The last time interest rates rose during an election campaign was in 2007. Inflation had reached 3% and the Reserve Bank feared it could climb higher.
His decision to raise rates just two and a half weeks before Election Day was not well received by the Howard government, to say the least.
Howard, already facing likely election defeat and with nothing to lose, issued an immediate apology to the mortgage holders:
“I don’t like it and would say to Australian borrowers who are affected by this change that I am sorry about it, and I regret the additional burden that will be placed on them as a result.”
By the end of the month, he had lost the election and his own seat.
Scott Morrison must now consider how he will react if he suffers his own mid-term interest rate blow next week. Don’t hold your breath to apologize.
Wednesday’s inflation data came as a shock to both the government and the Reserve Bank. They were expecting a number with a 4 in front. The 5.1% result was another blow to the Coalition’s campaign. It confirmed what everyone was feeling at checkout: prices hadn’t gone up like this in decades.
Aware that inflation news was unlikely to be good, the prime minister spoke to the media two hours before the figures were released to set the stage. He acknowledged the pressure facing Australian families, reminded them of the cost of living supports announced in the budget and pleaded with them to look overseas where the problem is much worse.
Morrison even produced a graph to show how much higher inflation is in other countries compared to “what the markets estimate at 4.5% in Australia”. It’s unclear if anyone pulled out the sharpie to correct their chart when the real numbers came out.
Global comparisons will be of little comfort
Even at 5.1%, Morrison is right that inflation is worse elsewhere. And the treasurer is right to blame the war in Ukraine and the COVID supply constraints.
But international comparisons are likely to provide little comfort to those struggling to pay more for meat and seafood (up 6.2%), fruits and vegetables (up 6.8 %), housing (up 6.7%) and fuel (up 35%). ). Especially when wages are way behind (up just 2.3 percent over the past year).
The next few days will now be consumed by speculation on how the Reserve Bank will react. It’s no longer just a question of whether rates will go up. It is now also a question of how much.
After the precedent of 2007 – raising rates when inflation was 3% – leaving them as they are now that inflation has climbed to 5.1% risks being seen as a political decision.
Around 3 million Australians have a mortgage. Some of them took out tempting loans and never saw a rate hike.
The work is already preparing for the imminent decision of the RBA. Shadow Treasurer Jim Chalmers said a rate hike, coupled with slow wage growth and a spike in the cost of living, would represent the “triple whammy” of failing economic management.

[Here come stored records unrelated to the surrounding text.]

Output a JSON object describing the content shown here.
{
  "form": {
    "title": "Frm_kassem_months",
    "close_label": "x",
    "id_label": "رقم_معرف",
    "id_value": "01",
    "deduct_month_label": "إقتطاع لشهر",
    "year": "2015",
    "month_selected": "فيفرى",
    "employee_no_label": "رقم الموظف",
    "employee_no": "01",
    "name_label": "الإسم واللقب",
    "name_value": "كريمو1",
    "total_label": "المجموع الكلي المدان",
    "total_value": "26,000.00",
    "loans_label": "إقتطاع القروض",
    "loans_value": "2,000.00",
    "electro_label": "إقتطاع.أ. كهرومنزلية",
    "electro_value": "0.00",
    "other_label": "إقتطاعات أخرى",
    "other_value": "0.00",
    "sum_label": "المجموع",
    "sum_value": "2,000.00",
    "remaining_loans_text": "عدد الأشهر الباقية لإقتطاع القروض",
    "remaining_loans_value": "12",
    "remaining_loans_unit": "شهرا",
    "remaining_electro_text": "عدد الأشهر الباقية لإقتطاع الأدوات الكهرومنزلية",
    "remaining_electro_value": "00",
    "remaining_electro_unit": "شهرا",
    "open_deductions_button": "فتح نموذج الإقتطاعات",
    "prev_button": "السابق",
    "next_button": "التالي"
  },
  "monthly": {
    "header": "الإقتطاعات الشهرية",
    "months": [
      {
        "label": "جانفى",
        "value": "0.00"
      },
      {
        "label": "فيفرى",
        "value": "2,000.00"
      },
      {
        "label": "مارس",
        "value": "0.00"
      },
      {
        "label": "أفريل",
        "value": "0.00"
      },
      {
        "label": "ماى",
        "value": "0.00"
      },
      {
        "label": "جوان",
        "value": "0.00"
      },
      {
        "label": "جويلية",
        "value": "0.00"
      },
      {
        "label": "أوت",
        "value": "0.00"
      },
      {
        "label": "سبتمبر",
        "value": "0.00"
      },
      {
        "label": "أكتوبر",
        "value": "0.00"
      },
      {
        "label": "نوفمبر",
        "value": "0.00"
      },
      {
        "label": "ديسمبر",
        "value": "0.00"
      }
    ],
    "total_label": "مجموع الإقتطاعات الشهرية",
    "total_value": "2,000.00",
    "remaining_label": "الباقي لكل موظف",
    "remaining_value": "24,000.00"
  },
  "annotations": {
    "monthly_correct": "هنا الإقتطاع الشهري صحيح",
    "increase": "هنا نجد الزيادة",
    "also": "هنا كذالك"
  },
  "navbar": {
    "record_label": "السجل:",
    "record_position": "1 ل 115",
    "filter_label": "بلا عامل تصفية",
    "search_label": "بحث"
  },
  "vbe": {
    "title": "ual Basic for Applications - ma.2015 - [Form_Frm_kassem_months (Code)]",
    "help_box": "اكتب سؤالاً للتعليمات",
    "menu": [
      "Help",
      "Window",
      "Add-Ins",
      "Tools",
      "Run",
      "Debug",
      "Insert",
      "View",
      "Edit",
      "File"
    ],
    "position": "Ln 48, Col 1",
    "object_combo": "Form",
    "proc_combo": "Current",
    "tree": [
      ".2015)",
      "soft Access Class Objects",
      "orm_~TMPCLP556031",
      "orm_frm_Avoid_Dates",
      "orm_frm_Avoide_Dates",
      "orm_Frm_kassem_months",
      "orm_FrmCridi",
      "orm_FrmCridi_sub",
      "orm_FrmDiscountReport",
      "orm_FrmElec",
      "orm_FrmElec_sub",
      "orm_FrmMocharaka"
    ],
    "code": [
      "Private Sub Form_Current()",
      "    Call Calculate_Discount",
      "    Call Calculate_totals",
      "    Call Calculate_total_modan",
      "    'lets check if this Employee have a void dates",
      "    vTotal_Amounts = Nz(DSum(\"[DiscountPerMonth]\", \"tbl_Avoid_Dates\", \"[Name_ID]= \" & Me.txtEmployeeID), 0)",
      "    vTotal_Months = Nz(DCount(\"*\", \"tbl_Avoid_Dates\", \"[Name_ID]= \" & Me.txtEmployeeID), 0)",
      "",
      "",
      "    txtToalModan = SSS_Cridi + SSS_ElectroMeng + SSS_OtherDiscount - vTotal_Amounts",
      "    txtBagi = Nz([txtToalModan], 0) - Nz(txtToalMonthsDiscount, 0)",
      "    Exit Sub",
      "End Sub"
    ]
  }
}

The government’s best hope is to convince voters to stick to what they know in these uncertain times – managing the economy is complicated, now is not the time to risk change. Some activists argue that the Coalition is winning as long as it continues to hammer home this message and the focus is on its turf: the economy.
Albanese’s absence from COVID does not cause serious damage
However, this does not seem to work on the Coalition’s other favorite terrain: national security. As we approach the halfway point of this campaign, there has been little movement in published polls, despite the intense focus on China’s security pact with the Solomon Islands.
The daily warnings from the Prime Minister and others about the threat to Australia and the danger posed by putting Anthony Albanese, Richard Marles and co in charge don’t seem to be changing the needle.
Morrison’s personal numbers have improved slightly and some who know the Coalition’s internal polls say there is still a narrow path to victory, but they know they are still behind. Those familiar with Labor polls, on the other hand, seem much more confident.
It turns out that Albanese’s absence from COVID has so far caused no serious damage to the Labor campaign.
A sharper focus over the next week on the cost of living and interest rates should force a closer look at economic and fiscal plans. On Wednesday, Labor pledged $5 billion in fiscal repairs by cutting contractors and hitting multinationals. In reality, a $5 billion improvement is a small beer when predicting accumulated deficits of nearly $225 billion over the next four years.
Labor has promised a “waste audit” of public spending if it wins on May 21, but is unwilling to identify a specific cut ahead of the election. Neither side is serious about controlling spending. Instead, they are both relying on economic growth to fill the structural deficit slowly and painlessly, at some point in the very distant future. No one can say when.
Which brings us to the other impact of rising rates – servicing the country’s ever-growing debt. Interest payments are already expected to hit $22 billion a year by 2025-26, a figure that could rise if rates climb faster and higher than expected.
At least that’s a problem John Howard didn’t face in 2007. Back then, there was no debt.
David Speers is the host of Insiders, which airs on ABC TV at 9 a.m. Sundays or on iview, and co-anchor of Q&A.